Methyl-MicroC Analysis Environment

This repository contains the methyl-microc pipeline using nf-core/methylseq.

Prerequisites

Before setting up this environment, ensure you have:

Conda/Miniconda available in your shell environment
Java 17 or later (required for Nextflow)

Quick Setup

Step 1: Create Conda Environment

conda create -n methyl-microc -c conda-forge -c bioconda \
  python=3.10.19 nextflow=25.10.2 nf-core=3.5.1 -y

Step 2: Activate Environment and Download Pipeline

conda activate methyl-microc

# Download nf-core/methylseq pipeline
nf-core pipelines download methylseq --revision 4.1.0

Step 3: Optional: Install tools for manual steps

# This is separate from the per-process conda envs created by Nextflow when you run with `-profile conda`.

conda install -c conda-forge -c bioconda \
  bwa=0.7.19 \
  bwameth=0.2.9 \
  samtools=1.23 \
  bedtools=2.31.1 \
  picard=3.4.0 \
  qualimap=2.3 \
  methyldackel=0.6.1 \
  hisat2=2.2.1 \
  minimap2=2.30 \
  trim-galore=0.6.10 \
  fastqc=0.12.1 \
  cutadapt=5.1 \
  pigz=2.8 \
  pbzip2=1.1.13 \
  multiqc=1.30 \
  pairtools=1.1.3 \
  pairix=0.3.9 \
  pysam=0.23.0 \
  -y

# Python dependency for bigWig conversion scripts
python -m pip install pyBigWig==0.3.25

Step 4: Reference Genome Setup

Quick test with chromosome 22 only:

# For faster testing, download just chromosome 22 (~1.5MB)
mkdir -p references/chr22
cd references/chr22
curl -L -o chr22.fa.gz "https://hgdownload.soe.ucsc.edu/goldenPath/hg38/chromosomes/chr22.fa.gz"
gunzip chr22.fa.gz
cd ../..

Full GRCh38 Reference Genome:

# Create reference directory
mkdir -p references/GRCh38
cd references/GRCh38

# Download GRCh38 reference genome (245MB compressed, ~800MB uncompressed)
curl -L -C - -o GCA_000001405.15_GRCh38_no_alt_analysis_set.fna.gz \
  'https://ftp.ncbi.nlm.nih.gov/genomes/all/GCA/000/001/405/GCA_000001405.15_GRCh38/seqs_for_alignment_pipelines.ucsc_ids/GCA_000001405.15_GRCh38_no_alt_analysis_set.fna.gz'

# Extract the reference genome
gunzip GCA_000001405.15_GRCh38_no_alt_analysis_set.fna.gz
cd ../..

Usage

Running the Pipeline

The pipeline is designed to be run using the provided script:

# Activate environment
conda activate methyl-microc

# Run the methylseq pipeline on a small test sample
time ./run_methylseq.sh \
    -profile conda \
    --input tests/samplesheet.csv \
    --outdir results \
    --fasta $PWD/references/chr22/chr22.fa \
    --aligner bwameth

# Run the methylseq pipeline on Arsh's HCT116 samples
time ./run_methylseq.sh \
    -profile conda \
    --input data/20250612_hct116/samplesheet_20250612_hct116.csv \
    --outdir results/20250612_hct116 \
    --fasta $PWD/references/GRCh38/GCA_000001405.15_GRCh38_no_alt_analysis_set.fna \
    --aligner bwameth    


Note that there are several steps below that are not (yet) part of the pipeline and will need to be added.
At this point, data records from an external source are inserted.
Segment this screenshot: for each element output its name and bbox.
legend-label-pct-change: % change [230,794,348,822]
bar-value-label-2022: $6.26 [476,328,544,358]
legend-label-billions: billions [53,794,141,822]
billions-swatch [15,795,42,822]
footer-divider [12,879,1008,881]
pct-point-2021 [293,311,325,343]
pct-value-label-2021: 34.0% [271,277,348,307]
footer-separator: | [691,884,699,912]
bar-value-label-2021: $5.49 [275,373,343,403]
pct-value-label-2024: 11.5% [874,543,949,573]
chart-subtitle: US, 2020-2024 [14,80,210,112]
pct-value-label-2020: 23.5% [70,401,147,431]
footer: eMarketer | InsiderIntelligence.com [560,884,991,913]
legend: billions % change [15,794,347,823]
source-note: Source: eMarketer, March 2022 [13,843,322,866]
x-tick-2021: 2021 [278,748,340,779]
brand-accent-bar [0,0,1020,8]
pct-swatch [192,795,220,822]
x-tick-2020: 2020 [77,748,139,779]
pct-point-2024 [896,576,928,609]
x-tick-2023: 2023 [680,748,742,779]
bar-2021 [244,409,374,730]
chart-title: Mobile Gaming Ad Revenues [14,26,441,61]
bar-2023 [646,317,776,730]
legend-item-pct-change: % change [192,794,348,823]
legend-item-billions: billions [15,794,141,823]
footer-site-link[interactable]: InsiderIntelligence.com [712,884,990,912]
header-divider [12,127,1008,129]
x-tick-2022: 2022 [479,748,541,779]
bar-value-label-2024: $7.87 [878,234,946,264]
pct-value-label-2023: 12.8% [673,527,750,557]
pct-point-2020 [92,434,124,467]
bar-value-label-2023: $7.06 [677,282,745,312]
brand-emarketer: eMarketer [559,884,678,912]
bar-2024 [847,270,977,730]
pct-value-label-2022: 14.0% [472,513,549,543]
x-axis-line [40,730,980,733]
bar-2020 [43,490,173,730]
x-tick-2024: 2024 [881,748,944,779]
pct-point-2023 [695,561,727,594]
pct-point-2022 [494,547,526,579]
For now they are done manually.

# [ADD TO PIPELINE]
# Convert methylation track bedgraphs to bigwig 
samtools faidx references/GRCh38/GCA_000001405.15_GRCh38_no_alt_analysis_set.fna

cat results/20250612_hct116/methyldackel/HCT116_Meth_MicroC.markdup.sorted_CpG.bedGraph | grep -v KI | grep -v GL | grep -v random > tmp.bedGraph
time python bin/bedgraph_to_bigwig.py tmp.bedGraph results/20250612_hct116/methyldackel/HCT116_Meth_MicroC.markdup.sorted_CpG.bw references/GRCh38/GCA_000001405.15_GRCh38_no_alt_analysis_set.fna.fai

Parse pairs from the bam. (i.e. infer fragments and ligation junctions from the reads)

# [ADD TO PIPELINE]
conda create -n pairtools -c conda-forge -c bioconda \
  python=3.10.19 \
  pairtools=1.1.3 \
  pysam=0.23.0 \
  -y
# NOTE: On Mac OS (arm64) `pairtools parse --add-columns ... seq` crashes
# with a bus error for some newer pysam builds. A known-good pin is `pysam=0.23.0`.

# Test sample
CHROM_SIZES="references/chr22/chr22.fa.fai"
BAM="results/bwameth/deduplicated/test_sample.markdup.sorted.bam"
PAIRS="results/pairs/test_sample.pairs.gz"
STATS="results/pairs/test_sample.stats.txt" 
mkdir -p results/pairs

# HCT116
CHROM_SIZES="references/GRCh38/GCA_000001405.15_GRCh38_no_alt_analysis_set.fna.fai"
BAM="results/20250612_hct116/bwameth/deduplicated/HCT116_Meth_MicroC.markdup.sorted.bam"
PAIRS="results/20250612_hct116/pairs/HCT116_Meth_MicroC.pairs.gz"
STATS="results/20250612_hct116/pairs/HCT116_Meth_MicroC.stats.txt"
mkdir -p results/20250612_hct116/pairs

conda activate pairtools
time pairtools parse --min-mapq 30 --walks-policy 5unique \
        --max-inter-align-gap 30 --drop-sam --add-columns pos5,pos3,cigar,seq \
        --nproc-in 8 --nproc-out 8 --chroms-path ${CHROM_SIZES} \
        $BAM | \
        pairtools sort --nproc 4  | \
        pairtools dedup -o $PAIRS --output-stats $STATS

Annotate pairs with methylation information

# Append per-fragment methylation strings (meth1/meth2) using the reference FASTA
# (requires the FASTA to be indexed: samtools faidx reference.fa)
# NOTE: the annotator requires the `cigar{1,2}` and `seq{1,2}` columns added by pairtools parse.
#
# Test sample
# time python bin/annotate_pairs_methylation.py \
#     --fasta references/chr22/chr22.fa \
#     --input  $PAIRS \
#     --output results/pairs/test_sample.meth.pairs.gz


# Test sample
METH_PAIRS="results/pairs/test_sample.meth.pairs.gz"
REF="references/chr22/chr22.fa"

# HCT116
METH_PAIRS="results/20250612_hct116/pairs/HCT116_Meth_MicroC.meth.pairs.gz"
REF="references/GRCh38/GCA_000001405.15_GRCh38_no_alt_analysis_set.fna"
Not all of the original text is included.